What do your children know about death?

Death doesn't have that harsh grieving thing on me. I don't know what it is. I was 14, about a week left of school when my g'father died. I was very close to him as I grew up between my g'parent's house and my aunt's house for school. I spent the weekend there, said our goodbyes on sunday night after dinner, said see ya wensday (we went to church wensday nights as well, and church was by them so we had dinner there before church). And wensday morning my aunt came into my room to tell me that Pa was taken to the hospital last night/early morning and passed away. It was very sudden, he was only in his 60's, but I know now that he did have heart problems for a long time.
I already knew what death was by that time, but I never cried much, and for a long time I just felt like when I go there next weekend, he'll still be there. But I also remember having very vivid dreams about being with him, like to a colorguard competition. No one else in the family showed up but him, and I spent the whole afternoon with him. I'd wake up, and it just felt so real to me and I can still remember them like they actually happened.
My g'mother is 83 now, and I know it's only a matter of time for her. She's had some pretty bad medical problems that could've taken her life several times. But now she's getting very weak and loosing her short term memory to the point of repeating something in a conversation 3 times. I wish I lived closer to her now, but I have a hard time dealing with the way she is now.

I think my hardest death experience was when my cat died, I was about 16. It was the middle of the night and my mom heard dogs barking and she woke me up to tell me they dragged my cat off. I found her one house down next to the street barely alive. I carried her home and she died on the way to the ER vet. I knew on our way there that she was gone, but I didn't want to believe it.
 
I always have been the kind of Mom who brought her kids with her anywhere and everywhere. My girls have gone to too many funerals to count (both of DH's G-mas died, 2 weeks apart to just name 2 of them). It is sad but a good way for for them to say goodbye and understand why we are sad.

I had a great "kids" book on death but I lost it in the Move.
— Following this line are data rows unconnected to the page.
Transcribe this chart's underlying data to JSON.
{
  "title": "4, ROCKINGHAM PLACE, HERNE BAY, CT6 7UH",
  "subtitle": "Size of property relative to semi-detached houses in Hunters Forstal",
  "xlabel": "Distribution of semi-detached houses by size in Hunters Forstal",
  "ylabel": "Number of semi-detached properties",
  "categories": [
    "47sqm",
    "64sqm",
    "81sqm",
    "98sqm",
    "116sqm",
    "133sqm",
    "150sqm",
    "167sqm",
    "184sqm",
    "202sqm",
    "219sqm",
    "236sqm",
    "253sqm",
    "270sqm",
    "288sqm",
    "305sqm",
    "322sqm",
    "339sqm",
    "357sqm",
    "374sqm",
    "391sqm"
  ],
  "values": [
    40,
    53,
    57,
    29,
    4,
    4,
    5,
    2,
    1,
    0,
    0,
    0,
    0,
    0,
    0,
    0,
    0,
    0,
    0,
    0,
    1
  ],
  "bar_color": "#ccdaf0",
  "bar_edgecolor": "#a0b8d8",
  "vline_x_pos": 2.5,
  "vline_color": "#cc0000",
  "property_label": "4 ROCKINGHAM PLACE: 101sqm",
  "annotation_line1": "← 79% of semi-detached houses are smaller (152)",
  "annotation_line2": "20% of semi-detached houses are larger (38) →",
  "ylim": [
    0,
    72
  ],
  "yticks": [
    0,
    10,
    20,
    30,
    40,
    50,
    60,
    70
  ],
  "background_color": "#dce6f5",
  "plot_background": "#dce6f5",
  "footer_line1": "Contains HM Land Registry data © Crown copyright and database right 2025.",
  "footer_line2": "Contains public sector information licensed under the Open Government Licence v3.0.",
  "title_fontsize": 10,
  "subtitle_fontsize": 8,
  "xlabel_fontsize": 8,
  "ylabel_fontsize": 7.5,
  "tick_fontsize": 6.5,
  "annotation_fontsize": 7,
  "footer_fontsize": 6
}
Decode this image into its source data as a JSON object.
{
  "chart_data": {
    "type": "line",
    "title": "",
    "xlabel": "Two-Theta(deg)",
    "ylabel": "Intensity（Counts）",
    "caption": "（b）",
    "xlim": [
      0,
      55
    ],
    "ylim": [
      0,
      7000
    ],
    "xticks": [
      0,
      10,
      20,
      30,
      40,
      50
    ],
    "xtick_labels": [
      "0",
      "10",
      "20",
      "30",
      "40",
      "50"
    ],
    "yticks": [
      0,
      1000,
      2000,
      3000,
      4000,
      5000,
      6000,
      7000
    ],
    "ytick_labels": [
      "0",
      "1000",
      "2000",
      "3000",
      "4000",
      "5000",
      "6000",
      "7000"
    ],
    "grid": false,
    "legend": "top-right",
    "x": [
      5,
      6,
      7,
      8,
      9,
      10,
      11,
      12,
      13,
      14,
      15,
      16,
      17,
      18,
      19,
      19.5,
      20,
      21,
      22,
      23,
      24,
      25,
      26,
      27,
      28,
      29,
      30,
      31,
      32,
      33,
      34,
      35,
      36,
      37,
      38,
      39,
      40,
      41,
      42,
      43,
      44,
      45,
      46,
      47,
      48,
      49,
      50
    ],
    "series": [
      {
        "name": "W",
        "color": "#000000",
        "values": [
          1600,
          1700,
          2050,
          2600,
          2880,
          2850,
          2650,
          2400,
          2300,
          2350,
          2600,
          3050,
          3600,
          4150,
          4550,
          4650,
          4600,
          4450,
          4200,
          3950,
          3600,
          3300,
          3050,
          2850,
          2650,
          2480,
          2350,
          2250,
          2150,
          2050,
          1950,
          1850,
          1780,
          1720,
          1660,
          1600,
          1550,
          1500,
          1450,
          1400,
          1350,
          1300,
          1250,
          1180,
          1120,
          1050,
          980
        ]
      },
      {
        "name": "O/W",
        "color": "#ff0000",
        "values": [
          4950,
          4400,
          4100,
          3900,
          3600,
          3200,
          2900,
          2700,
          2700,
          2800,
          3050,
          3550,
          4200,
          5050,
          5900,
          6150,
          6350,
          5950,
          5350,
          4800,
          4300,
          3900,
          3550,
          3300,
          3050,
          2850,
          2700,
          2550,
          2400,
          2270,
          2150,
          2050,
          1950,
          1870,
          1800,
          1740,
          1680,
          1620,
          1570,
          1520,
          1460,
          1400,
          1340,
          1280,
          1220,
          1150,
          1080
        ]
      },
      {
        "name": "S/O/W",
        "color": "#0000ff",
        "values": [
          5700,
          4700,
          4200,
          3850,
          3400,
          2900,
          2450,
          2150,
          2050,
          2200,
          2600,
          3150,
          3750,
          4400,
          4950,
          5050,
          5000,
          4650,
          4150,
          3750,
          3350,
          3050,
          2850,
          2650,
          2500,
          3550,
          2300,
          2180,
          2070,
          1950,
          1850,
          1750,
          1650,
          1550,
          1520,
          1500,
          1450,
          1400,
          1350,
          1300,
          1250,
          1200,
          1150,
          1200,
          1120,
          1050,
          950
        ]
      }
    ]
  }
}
I think I got it from Discovery Toys.
 
I'm irish - we don't shield our children from death. If someone dies, the kids attend the wake and funeral. My middle child was 3 when my 95 year old grandmother took a turn for the worse, so I explained how her body was old and tired, and would stop working, her soul (her person) would go to heaven, and at the wake, she would see her body, but she would no longer be in it, and people would be sad for themselves, because they missed her, but she would be happy in heaven with her other loved ones.
 
My mother died when I was pregnant with my first DD. My DD is seven now, and she knows a lot about her Grandma. I've tried to be open and honest with her about death, as it is a natural part of life and I don't want her to be frightened of it. We go and visit my mother's grave and talk about her being in heaven. She's been to a few funerals, her great grandpa's and great Uncle's. But, I dont' think she really understood that children, too, can pass untill she watched My Girl, the movie based loosely on A Taste of Blackberries with Macaulay Culkin. That movie was hard on her, but gave us good chance to talk about death and our faith.

I did have to stop taking her to visit Grandma's grave so often, though, as she was almost too comfortable there. When she started pointing out the little mausoleums, she would say, "That's where I'm going to be stuffed after I'm dead." :scared1: So, I guess there's a fine line between the right amount of information and too much.
 

My children know that dead is gone but that love lives on in our hearts and our memories. My husband is Catholic and I am an atheist. We tell our girls that some people believe the dead are in heaven and some don't and that they are free to believe what they like. Our younger daughter has autism and tends to think very literally. When we visit the cemetery she says hi to her grandparents at their graves because for her heaven is too abstract. She asks a lot about two kitties we have lost because she wants to know where they are (they were cremated and that is a place I am NOT ready to go with her yet). Our older daughter believes they are in heaven and believes in the supernatural. We try not to allow too much sadness enter into our visits. We talk and laugh and remember.